That the primary source material for this is all Jung and 'Psychological Types'.
And, as such, the painter analogy is undeniably the most fitting explanation.
As is the Darwin's finches metaphor.
As are several others.
AND NOW... What's this "same function, Extroverted Intuition"? What's the ultimate definition, what's the scene the painters are trying to paint? Hello?
It's pointing to the purported underlying function that Jung was purportedly pointing to originally.
The label he coined for it, and that both systems now use, is Extroverted Intuition.

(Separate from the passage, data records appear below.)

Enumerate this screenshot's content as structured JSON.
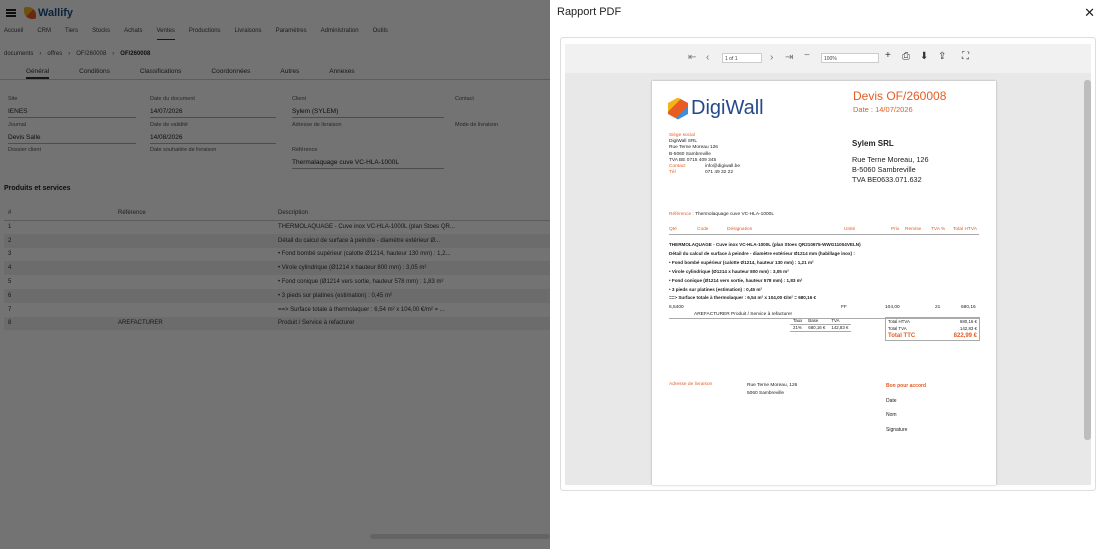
{
  "app": {
    "brand": "Wallify"
  },
  "menu": [
    "Accueil",
    "CRM",
    "Tiers",
    "Stocks",
    "Achats",
    "Ventes",
    "Productions",
    "Livraisons",
    "Paramètres",
    "Administration",
    "Outils"
  ],
  "breadcrumb": [
    "documents",
    "offres",
    "OF/260008",
    "OF/260008"
  ],
  "doc_tabs": [
    "Général",
    "Conditions",
    "Classifications",
    "Coordonnées",
    "Autres",
    "Annexes"
  ],
  "form": {
    "site_label": "Site",
    "site": "IENES",
    "date_doc_label": "Date du document",
    "date_doc": "14/07/2026",
    "client_label": "Client",
    "client": "Sylem (SYLEM)",
    "contact_label": "Contact",
    "journal_label": "Journal",
    "journal": "Devis Salle",
    "date_validite_label": "Date de validité",
    "date_validite": "14/08/2026",
    "adresse_label": "Adresse de livraison",
    "mode_label": "Mode de livraison",
    "dossier_label": "Dossier client",
    "date_souhaitee_label": "Date souhaitée de livraison",
    "reference_label": "Référence",
    "reference": "Thermalaquage cuve VC-HLA-1000L"
  },
  "products": {
    "title": "Produits et services",
    "columns": [
      "#",
      "Référence",
      "Description"
    ],
    "rows": [
      {
        "n": "1",
        "ref": "",
        "desc": "THERMOLAQUAGE - Cuve inox VC-HLA-1000L (plan Stoes QR..."
      },
      {
        "n": "2",
        "ref": "",
        "desc": "Détail du calcul de surface à peindre - diamètre extérieur Ø..."
      },
      {
        "n": "3",
        "ref": "",
        "desc": "• Fond bombé supérieur (calotte Ø1214, hauteur 130 mm) : 1,2..."
      },
      {
        "n": "4",
        "ref": "",
        "desc": "• Virole cylindrique (Ø1214 x hauteur 800 mm) : 3,05 m²"
      },
      {
        "n": "5",
        "ref": "",
        "desc": "• Fond conique (Ø1214 vers sortie, hauteur 578 mm) : 1,83 m²"
      },
      {
        "n": "6",
        "ref": "",
        "desc": "• 3 pieds sur platines (estimation) : 0,45 m²"
      },
      {
        "n": "7",
        "ref": "",
        "desc": "==> Surface totale à thermolaquer : 6,54 m² x 104,00 €/m² = ..."
      },
      {
        "n": "8",
        "ref": "AREFACTURER",
        "desc": "Produit / Service à refacturer"
      }
    ]
  },
  "modal": {
    "title": "Rapport PDF",
    "viewer": {
      "page": "1 of 1",
      "zoom": "100%"
    },
    "pdf": {
      "logo": "DigiWall",
      "title": "Devis OF/260008",
      "date": "Date : 14/07/2026",
      "sender_lines": [
        "Siège social",
        "DigiWall SRL",
        "Rue Terne Moreau 126",
        "B-5060 Sambreville",
        "TVA BE 0715 409 345",
        "",
        "Contact",
        "Tél"
      ],
      "contact_email": "info@digiwall.be",
      "contact_tel": "071 49 32 22",
      "client_name": "Sylem SRL",
      "client_lines": [
        "Rue Terne Moreau, 126",
        "B-5060 Sambreville",
        "TVA BE0633.071.632"
      ],
      "ref_label": "Référence :",
      "ref_value": "Thermolaquage cuve VC-HLA-1000L",
      "headers": [
        "Qté",
        "Code",
        "Désignation",
        "Unité",
        "Prix",
        "Remise",
        "TVA %",
        "Total HTVA"
      ],
      "desc_lines": [
        "THERMOLAQUAGE - Cuve inox VC-HLA-1000L (plan Stoes QR210675-WWG11004VELN)",
        "Détail du calcul de surface à peindre - diamètre extérieur Ø1214 mm (habillage inox) :",
        "• Fond bombé supérieur (calotte Ø1214, hauteur 130 mm) : 1,21 m²",
        "• Virole cylindrique (Ø1214 x hauteur 800 mm) : 3,05 m²",
        "• Fond conique (Ø1214 vers sortie, hauteur 578 mm) : 1,83 m²",
        "• 3 pieds sur platines (estimation) : 0,45 m²",
        "==> Surface totale à thermolaquer : 6,54 m² x 104,00 €/m² = 680,16 €"
      ],
      "line_unit": "FF",
      "line_price": "104,00",
      "line_tva": "21",
      "line_total": "680,16",
      "line2_qty": "6,5400",
      "line2_desc": "AREFACTURER Produit / Service à refacturer",
      "tax": {
        "headers": [
          "Taux",
          "Base",
          "TVA"
        ],
        "row": [
          "21%",
          "680,16 €",
          "142,83 €"
        ]
      },
      "totals": [
        {
          "label": "Total HTVA",
          "value": "680,16 €"
        },
        {
          "label": "Total TVA",
          "value": "142,83 €"
        }
      ],
      "ttc_label": "Total TTC",
      "ttc_value": "822,99 €",
      "delivery_label": "Adresse de livraison",
      "delivery_lines": [
        "Rue Terne Moreau, 126",
        "5060 Sambreville"
      ],
      "bpa": [
        "Bon pour accord",
        "Date",
        "Nom",
        "Signature"
      ]
    }
  }
}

Here, try out this thread, so maybe you can actually be on topic:
http://www.typologycentral.com/forums/showthread.php?t=37554
Honestly though, I wasn't even getting into this can of worms before. I was only arguing for there being only correlations instead of actual causal links.
Yes.
Once again, all you were doing was shifting the framework from the theoretical -- which we
were discussing -- to the empirical -- which we weren't.
I'm glad you're starting to realize what I've realized (and been saying) all along.

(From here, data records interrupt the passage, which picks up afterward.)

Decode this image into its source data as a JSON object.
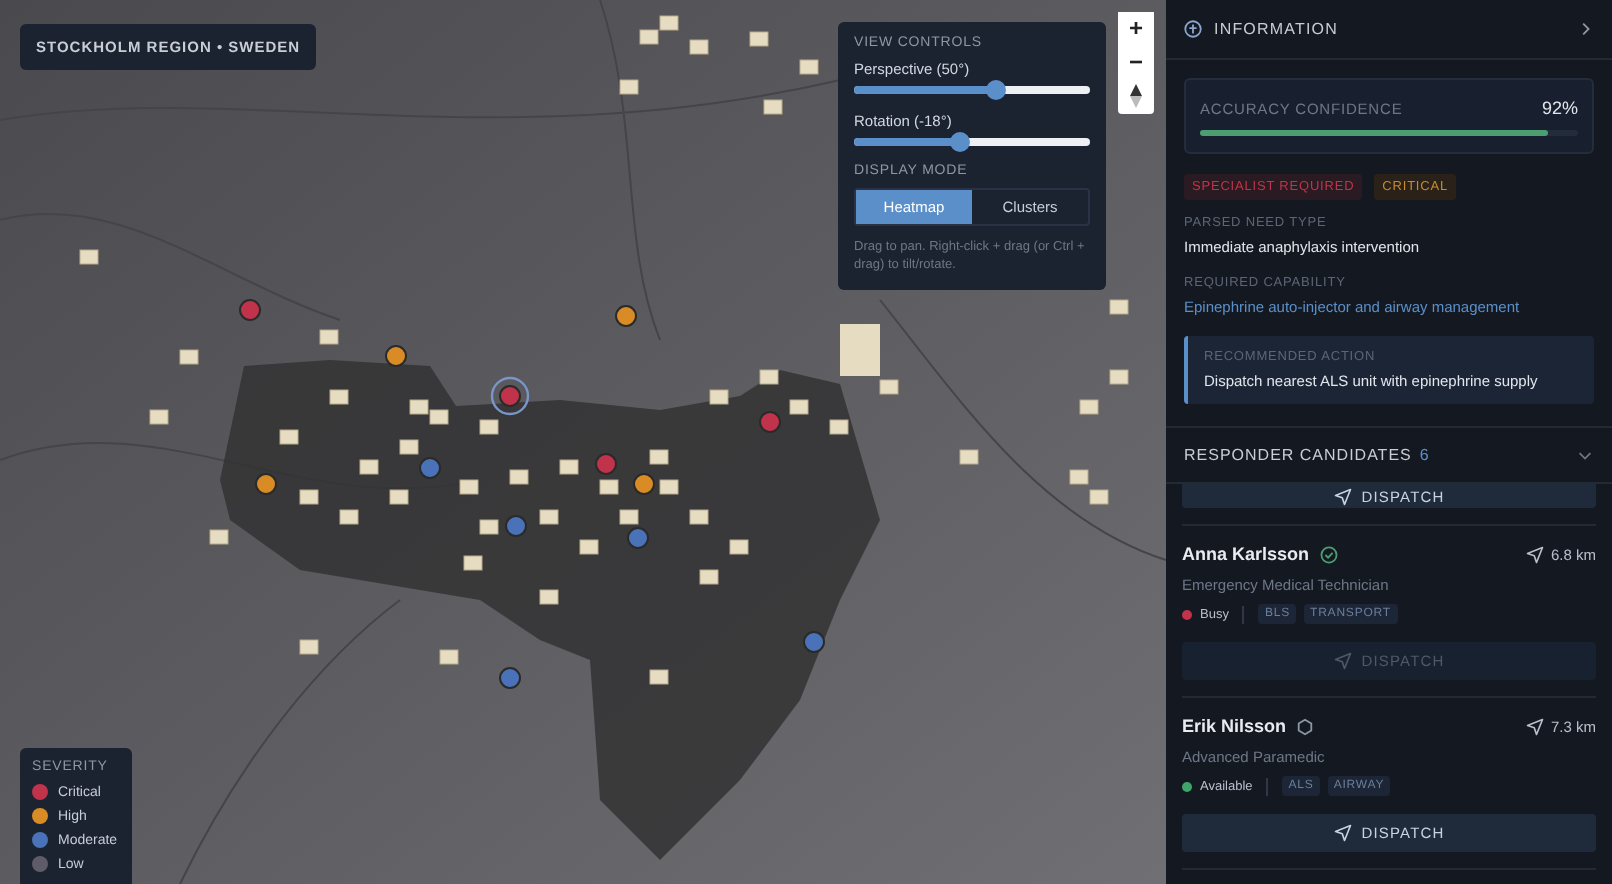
{
  "map": {
    "region_label": "STOCKHOLM REGION • SWEDEN",
    "zoom_in": "+",
    "zoom_out": "−"
  },
  "view_controls": {
    "title": "VIEW CONTROLS",
    "sliders": [
      {
        "label": "Perspective (50°)",
        "level": 0.6
      },
      {
        "label": "Rotation (-18°)",
        "level": 0.45
      }
    ],
    "display_mode_title": "DISPLAY MODE",
    "modes": [
      {
        "label": "Heatmap",
        "selected": true
      },
      {
        "label": "Clusters",
        "selected": false
      }
    ],
    "hint": "Drag to pan. Right-click + drag (or Ctrl + drag) to tilt/rotate."
  },
  "legend": {
    "title": "SEVERITY",
    "items": [
      {
        "label": "Critical",
        "color": "#c0334a"
      },
      {
        "label": "High",
        "color": "#d98c26"
      },
      {
        "label": "Moderate",
        "color": "#4a72b8"
      },
      {
        "label": "Low",
        "color": "#5e5c68"
      }
    ]
  },
  "panel": {
    "title": "INFORMATION",
    "accuracy": {
      "label": "ACCURACY CONFIDENCE",
      "value": "92%",
      "level": 0.92
    },
    "badges": [
      {
        "label": "SPECIALIST REQUIRED",
        "kind": "danger"
      },
      {
        "label": "CRITICAL",
        "kind": "warning"
      }
    ],
    "fields": [
      {
        "label": "PARSED NEED TYPE",
        "value": "Immediate anaphylaxis intervention",
        "kind": "plain"
      },
      {
        "label": "REQUIRED CAPABILITY",
        "value": "Epinephrine auto-injector and airway management",
        "kind": "link"
      }
    ],
    "recommended": {
      "label": "RECOMMENDED ACTION",
      "value": "Dispatch nearest ALS unit with epinephrine supply"
    },
    "candidates_title": "RESPONDER CANDIDATES",
    "candidates_count": "6",
    "candidates": [
      {
        "kind": "partial",
        "dispatch": "DISPATCH",
        "disabled": false
      },
      {
        "kind": "full",
        "name": "Anna Karlsson",
        "verified": true,
        "distance": "6.8 km",
        "role": "Emergency Medical Technician",
        "status": "Busy",
        "color": "#c0334a",
        "tags": [
          "BLS",
          "TRANSPORT"
        ],
        "dispatch": "DISPATCH",
        "disabled": true
      },
      {
        "kind": "full",
        "name": "Erik Nilsson",
        "verified": false,
        "distance": "7.3 km",
        "role": "Advanced Paramedic",
        "status": "Available",
        "color": "#3fa66a",
        "tags": [
          "ALS",
          "AIRWAY"
        ],
        "dispatch": "DISPATCH",
        "disabled": false
      }
    ]
  }
}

Now we are into that can though... and a big can.
And I really don't even feel like going into it with you, cuz you really haven't proven yourself to be a worthwhile interlocutor.
I've already examined these ideas thoroughly myself, and with other interlocutors better than yourself.

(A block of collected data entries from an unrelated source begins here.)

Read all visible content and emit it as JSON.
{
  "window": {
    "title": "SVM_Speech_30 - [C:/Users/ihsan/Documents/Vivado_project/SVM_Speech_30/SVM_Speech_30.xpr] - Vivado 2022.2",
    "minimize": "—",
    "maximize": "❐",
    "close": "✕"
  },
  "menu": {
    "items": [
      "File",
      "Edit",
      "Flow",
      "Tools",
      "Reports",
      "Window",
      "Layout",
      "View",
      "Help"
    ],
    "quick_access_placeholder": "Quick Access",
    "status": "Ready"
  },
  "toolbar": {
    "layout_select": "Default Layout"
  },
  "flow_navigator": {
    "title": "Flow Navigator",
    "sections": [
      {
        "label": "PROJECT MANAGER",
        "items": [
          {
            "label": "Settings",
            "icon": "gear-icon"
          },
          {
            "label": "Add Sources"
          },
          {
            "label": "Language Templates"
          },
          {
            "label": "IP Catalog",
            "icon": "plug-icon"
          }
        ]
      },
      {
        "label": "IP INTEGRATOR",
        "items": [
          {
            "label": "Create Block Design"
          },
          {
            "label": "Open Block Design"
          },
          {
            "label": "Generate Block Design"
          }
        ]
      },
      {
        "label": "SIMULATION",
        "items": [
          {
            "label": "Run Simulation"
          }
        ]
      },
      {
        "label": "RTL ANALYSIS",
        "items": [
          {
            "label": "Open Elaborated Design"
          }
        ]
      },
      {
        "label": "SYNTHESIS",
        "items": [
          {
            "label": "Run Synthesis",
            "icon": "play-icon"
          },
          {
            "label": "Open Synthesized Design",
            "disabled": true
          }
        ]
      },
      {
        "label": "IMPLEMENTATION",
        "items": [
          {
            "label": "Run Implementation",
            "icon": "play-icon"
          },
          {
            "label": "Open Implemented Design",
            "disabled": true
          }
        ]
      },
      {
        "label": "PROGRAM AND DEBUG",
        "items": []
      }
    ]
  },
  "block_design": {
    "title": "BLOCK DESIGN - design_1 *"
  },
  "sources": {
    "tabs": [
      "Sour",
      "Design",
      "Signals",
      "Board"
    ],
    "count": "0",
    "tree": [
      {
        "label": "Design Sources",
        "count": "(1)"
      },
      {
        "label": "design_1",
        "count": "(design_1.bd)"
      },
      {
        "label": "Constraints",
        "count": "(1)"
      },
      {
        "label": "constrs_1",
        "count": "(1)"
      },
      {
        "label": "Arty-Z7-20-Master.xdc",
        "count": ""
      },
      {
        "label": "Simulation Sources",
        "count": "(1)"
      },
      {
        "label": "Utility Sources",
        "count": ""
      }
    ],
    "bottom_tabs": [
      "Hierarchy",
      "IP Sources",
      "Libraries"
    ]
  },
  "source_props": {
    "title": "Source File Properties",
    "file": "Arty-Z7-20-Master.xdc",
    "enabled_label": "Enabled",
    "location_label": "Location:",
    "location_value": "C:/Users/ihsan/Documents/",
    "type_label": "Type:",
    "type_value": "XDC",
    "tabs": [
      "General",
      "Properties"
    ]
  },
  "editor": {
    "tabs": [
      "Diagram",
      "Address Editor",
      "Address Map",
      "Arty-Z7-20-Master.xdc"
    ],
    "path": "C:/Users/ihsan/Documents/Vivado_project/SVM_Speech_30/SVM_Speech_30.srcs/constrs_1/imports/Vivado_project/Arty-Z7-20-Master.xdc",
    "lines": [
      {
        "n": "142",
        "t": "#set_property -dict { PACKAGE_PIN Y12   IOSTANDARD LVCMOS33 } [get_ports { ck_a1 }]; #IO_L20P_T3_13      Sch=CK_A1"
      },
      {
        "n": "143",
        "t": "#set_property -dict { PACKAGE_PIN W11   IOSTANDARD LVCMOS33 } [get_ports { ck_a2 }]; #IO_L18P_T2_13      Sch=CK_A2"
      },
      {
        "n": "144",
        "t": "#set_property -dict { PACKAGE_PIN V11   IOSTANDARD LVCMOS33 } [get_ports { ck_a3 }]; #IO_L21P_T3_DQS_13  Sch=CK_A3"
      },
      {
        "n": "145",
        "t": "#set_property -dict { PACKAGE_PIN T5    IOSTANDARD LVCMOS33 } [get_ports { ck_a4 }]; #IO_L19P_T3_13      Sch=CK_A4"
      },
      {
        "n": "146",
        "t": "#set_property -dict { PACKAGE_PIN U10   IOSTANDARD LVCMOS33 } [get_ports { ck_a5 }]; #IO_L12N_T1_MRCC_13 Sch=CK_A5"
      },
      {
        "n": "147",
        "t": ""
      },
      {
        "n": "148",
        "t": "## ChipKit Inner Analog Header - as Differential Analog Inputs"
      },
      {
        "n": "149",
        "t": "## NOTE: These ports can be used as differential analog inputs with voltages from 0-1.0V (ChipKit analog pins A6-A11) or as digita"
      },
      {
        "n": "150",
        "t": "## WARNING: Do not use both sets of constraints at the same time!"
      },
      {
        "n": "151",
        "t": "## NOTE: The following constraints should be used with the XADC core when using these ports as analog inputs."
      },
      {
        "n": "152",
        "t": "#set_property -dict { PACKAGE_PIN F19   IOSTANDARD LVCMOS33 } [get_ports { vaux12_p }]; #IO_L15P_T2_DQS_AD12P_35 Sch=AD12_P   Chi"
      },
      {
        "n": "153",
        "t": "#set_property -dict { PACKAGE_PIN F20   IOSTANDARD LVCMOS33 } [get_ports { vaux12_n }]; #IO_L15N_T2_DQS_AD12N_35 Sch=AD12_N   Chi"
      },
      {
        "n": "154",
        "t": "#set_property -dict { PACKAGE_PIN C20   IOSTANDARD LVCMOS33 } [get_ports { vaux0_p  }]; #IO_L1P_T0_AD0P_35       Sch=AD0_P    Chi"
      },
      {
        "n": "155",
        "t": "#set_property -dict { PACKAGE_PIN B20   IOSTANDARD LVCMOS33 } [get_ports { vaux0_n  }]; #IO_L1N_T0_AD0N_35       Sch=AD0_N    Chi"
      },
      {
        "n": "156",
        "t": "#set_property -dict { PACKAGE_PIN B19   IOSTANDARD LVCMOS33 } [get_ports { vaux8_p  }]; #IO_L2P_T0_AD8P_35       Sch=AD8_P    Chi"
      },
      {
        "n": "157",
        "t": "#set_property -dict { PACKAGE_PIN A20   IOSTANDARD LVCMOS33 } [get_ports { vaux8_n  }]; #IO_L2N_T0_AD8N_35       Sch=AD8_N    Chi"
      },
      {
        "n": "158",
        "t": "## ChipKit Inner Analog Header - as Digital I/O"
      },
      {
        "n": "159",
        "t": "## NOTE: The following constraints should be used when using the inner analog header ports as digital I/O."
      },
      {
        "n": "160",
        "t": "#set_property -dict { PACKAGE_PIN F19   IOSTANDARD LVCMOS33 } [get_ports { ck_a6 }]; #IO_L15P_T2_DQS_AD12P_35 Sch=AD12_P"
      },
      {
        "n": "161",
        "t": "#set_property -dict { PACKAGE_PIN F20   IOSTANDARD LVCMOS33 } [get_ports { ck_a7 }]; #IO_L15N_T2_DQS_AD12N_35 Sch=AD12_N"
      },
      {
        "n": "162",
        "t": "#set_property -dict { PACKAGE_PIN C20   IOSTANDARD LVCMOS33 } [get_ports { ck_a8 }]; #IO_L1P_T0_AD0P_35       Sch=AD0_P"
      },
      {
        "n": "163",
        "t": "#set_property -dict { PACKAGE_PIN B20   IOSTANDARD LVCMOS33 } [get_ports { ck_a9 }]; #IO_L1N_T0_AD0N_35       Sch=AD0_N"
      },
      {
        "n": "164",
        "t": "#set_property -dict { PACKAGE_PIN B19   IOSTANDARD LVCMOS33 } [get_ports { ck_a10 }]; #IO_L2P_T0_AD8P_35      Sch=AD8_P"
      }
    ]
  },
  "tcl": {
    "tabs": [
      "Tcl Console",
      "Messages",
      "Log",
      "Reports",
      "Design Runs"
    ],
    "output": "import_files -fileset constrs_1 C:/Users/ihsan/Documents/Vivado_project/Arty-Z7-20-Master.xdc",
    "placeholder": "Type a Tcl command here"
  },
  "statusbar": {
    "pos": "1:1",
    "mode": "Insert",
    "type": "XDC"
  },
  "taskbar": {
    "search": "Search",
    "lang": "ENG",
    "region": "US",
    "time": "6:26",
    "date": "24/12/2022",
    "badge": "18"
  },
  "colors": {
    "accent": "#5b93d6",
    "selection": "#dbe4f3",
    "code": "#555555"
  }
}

No need to mine the same material with a less worthwhile partner.
That "[t]o make any other argument is to make an argument that makes absolutely no conceptual, abstract, or theoretical sense."
I feel like someone should tell you to "check your preference".
It would seem you have an imbalanced preference for Te.
Try learning to accept that there are other kinds of and ways of arriving at truth than just Extroverted Thinking.
And praytell why cannot it make any theoretical sense to make an argument against your original argument? Again, we're back to how you stated it was fact and not up for debate.
Many of the reasons have been stated above.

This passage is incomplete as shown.